Energy norm. Why is it called that way?
Solution 1:
To expand on my comment (see e.g. http://online.itp.ucsb.edu/online/lnotes/balents/node10.html):
The expression which you give can be interpreted as the energy of a $n$-dimensional elastic manifold being elongated in the $n+1$ dimension (e.g. for $n=2$, membrane in three dimension); $u$ is the displacement field.
Let me put back the units $$E[u]= \frac{a}{2}\int_{\Omega} \lvert u(x)\rvert^2\, dx + \frac{b}{2} \int_{\Omega} \lvert \nabla u(x)\rvert^2\, dx.$$ The first term tries to bring the manifold back to equilibrium (with $u=0$), the second term penalizes fast changes in the displacement. The energy is not homogenous and involves a characteristic length scale $$\ell_\text{char} = \sqrt{\frac{b}{a}}.$$ This is the scale over which the manifold returns back to equilibrium (in space) if elongated at some point. With $b=0$, the manifold would return immediately, you elongate it at some point and infinitely close the manifold is back at $u=0$. With $a=0$ the manifold would never return to $u=0$. Only the competition between $a$ and $b$ leads to the physics which we expect for elastic manifold. This competition is intimately related to the fact that there is a characteristic length scale appearing.

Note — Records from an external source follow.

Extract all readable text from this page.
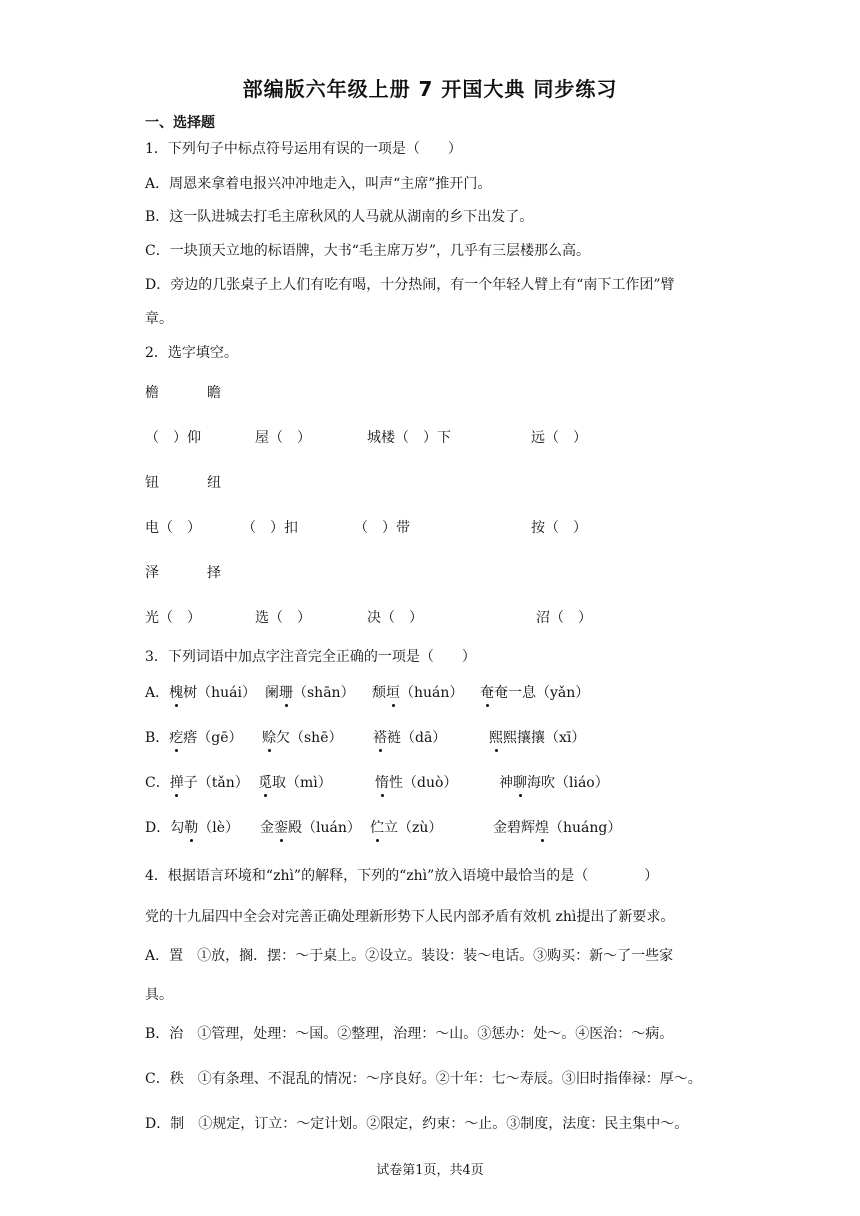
部编版六年级上册 7 开国大典 同步练习
一、选择题
1．下列句子中标点符号运用有误的一项是（　　）
A．周恩来拿着电报兴冲冲地走入，叫声“主席”推开门。
B．这一队进城去打毛主席秋风的人马就从湖南的乡下出发了。
C．一块顶天立地的标语牌，大书“毛主席万岁”，几乎有三层楼那么高。
D．旁边的几张桌子上人们有吃有喝，十分热闹，有一个年轻人臂上有“南下工作团”臂
章。
2．选字填空。
檐	瞻
（　）仰	屋（　）	城楼（　）下	远（　）
钮	纽
电（　）	（　）扣	（　）带	按（　）
泽	择
光（　）	选（　）	决（　）	沼（　）
3．下列词语中加点字注音完全正确的一项是（　　）
A．槐树（huái） 阑珊（shān） 颓垣（huán） 奄奄一息（yǎn）
B．疙瘩（gē） 赊欠（shē） 褡裢（dā）	熙熙攘攘（xī）
C．掸子（tǎn） 觅取（mì）	惰性（duò）	神聊海吹（liáo）
D．勾勒（lè） 金銮殿（luán） 伫立（zù）	金碧辉煌（huáng）
4．根据语言环境和“zhì”的解释，下列的“zhì”放入语境中最恰当的是（　　　　）
党的十九届四中全会对完善正确处理新形势下人民内部矛盾有效机 zhì提出了新要求。
A．置　①放，搁．摆：～于桌上。②设立。装设：装～电话。③购买：新～了一些家
具。
B．治　①管理，处理：～国。②整理，治理：～山。③惩办：处～。④医治：～病。
C．秩　①有条理、不混乱的情况：～序良好。②十年：七～寿辰。③旧时指俸禄：厚～。
D．制　①规定，订立：～定计划。②限定，约束：～止。③制度，法度：民主集中～。
试卷第1页，共4页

It is important that physical laws are not homogenous, in order to have characteristic length scales (like $\ell$ in your example, the Bohr radius for the hydrogen problem, $\sqrt{\hbar/m\omega}$ for the quantum harmonic oscillator, ...). The energy of systems only become scale invariant in the vicinity of second order phase transitions. This is a strong condition on energy functionals to the extend that people classify all possible second order phase transitions.
Solution 2:
When u is the velocity field of an viscous, incompressible homogeneous fluid with density set to 1, then the first integral is proportional to the kinetic energy of the fluid flow. The second integral is called enstrophy (see Wikipedia).
Enstrophy is in this situation something different than energy, therefore the term "energy norm" is slightly misleading. For a viscuous flow described by the Navier-Stokes equations, the enstrophy measures how fast the fluid flow dissipates energy due to friction, it is possible to show under some mild assumptions that $$ \frac{d}{dt} \text{energy} = - \text{viscosity} * \text{enstrophy} $$ So, physically speaking, fluid flows with finite energy and finite enstrophy are precisely those whose velocity fields are elements of $H^1$. And physically interesting fluid flows should have finite enstropy so that the process of energy loss due to friction is described by the model.